41 Bu yüzden kötüler ölümün bağlarının çözülmesinden başka hiçbir fidye ile kurtuluş yokmuş gibi kalırlar; çünkü işte, herkesin ölümden dirilip Tanrı’nın önünde duracağı ve işlerine göre yargılanacağı gün gelecektir.

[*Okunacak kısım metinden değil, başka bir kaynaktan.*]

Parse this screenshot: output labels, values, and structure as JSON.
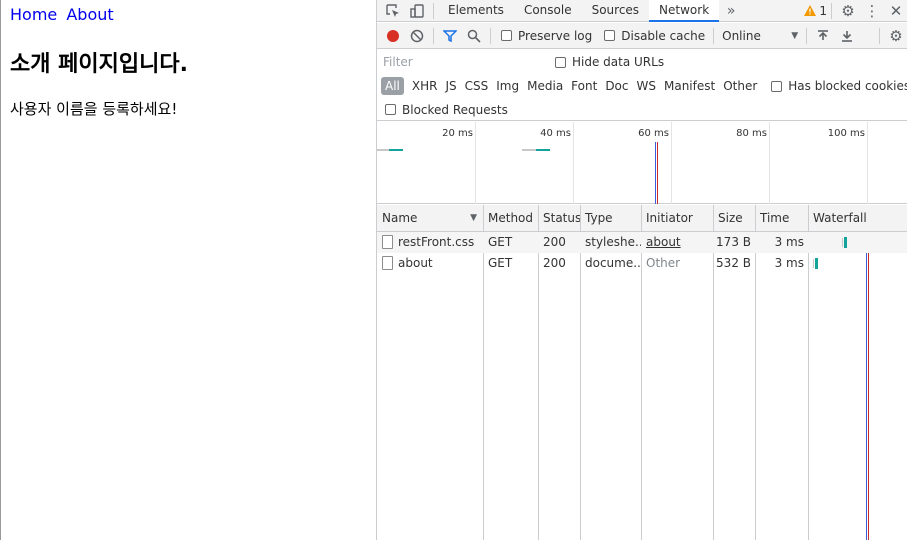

42 Şimdi geçici ölüm denilen bir ölüm vardır; ve Mesih’in ölümü bu geçici ölümün bağlarını çözecektir; böylece herkes bu geçici ölümden dirilecektir.
43 Ruh ve beden kusursuz bir şekilde yeniden birleşecektir; hem kol, bacak hem de eklemler, şu an bizim olduğumuz gibi yeniden uygun yapısına döndürülecektir; ve bizler Tanrı’nın önüne getirilerek orada duracağız ve tıpkı şimdi bildiğimiz gibi bilip bütün suçlarımızı açıkça hatırlayacağız.
44 Şimdi, bu yenileştirme herkese, hem yaşlılara hem gençlere, hem tutsaklara hem özgürlere, hem erkeklere hem kadınlara, hem kötülere hem iyilere gelecektir ve onların başından bir saç teli bile kaybolmayacaktır; fakat her şey şimdi olduğu gibi ya da bedende olduğu gibi tekrar kusursuz şekline dönüştürülecektir; ve tek Sonsuz Tanrı olan Oğul Mesih’in ve Tanrı Baba’nın ve Kutsal Ruh’un yargı kürsüsünün önüne hesap vermek için işlerinin iyiliğine ya da kötülüğüne göre yargılanmak üzere getirileceklerdir.
45 Şimdi işte, size ölümlü bedenin ölümünden ve aynı zamanda bu ölümlü bedenin yeniden dirilişinden söz ettim. Size derim ki bu ölümlü beden, ölümsüz bir beden şeklinde dirilecek, yani ölümden, hatta ilk ölümden bir daha hiç ölemeyecek şekilde dirilerek yaşayacaktır; onların ruhları ve bedenleri bir daha ayrılmamak üzere tekrar birleşecektir; böylece bu bütünlük ruhsal ve ölümsüz olacaktır; öyle ki onlar artık hiçbir çürüme görmeyeceklerdir.
46 Şimdi, Amulek bu sözleri bitirdiğinde halk tekrar şaşırmaya başladı ve Zeezrom da titremeye başladı. Ve Amulek’in sözleri böylece sona erdi, daha doğrusu benim yazdıklarım bu kadardır.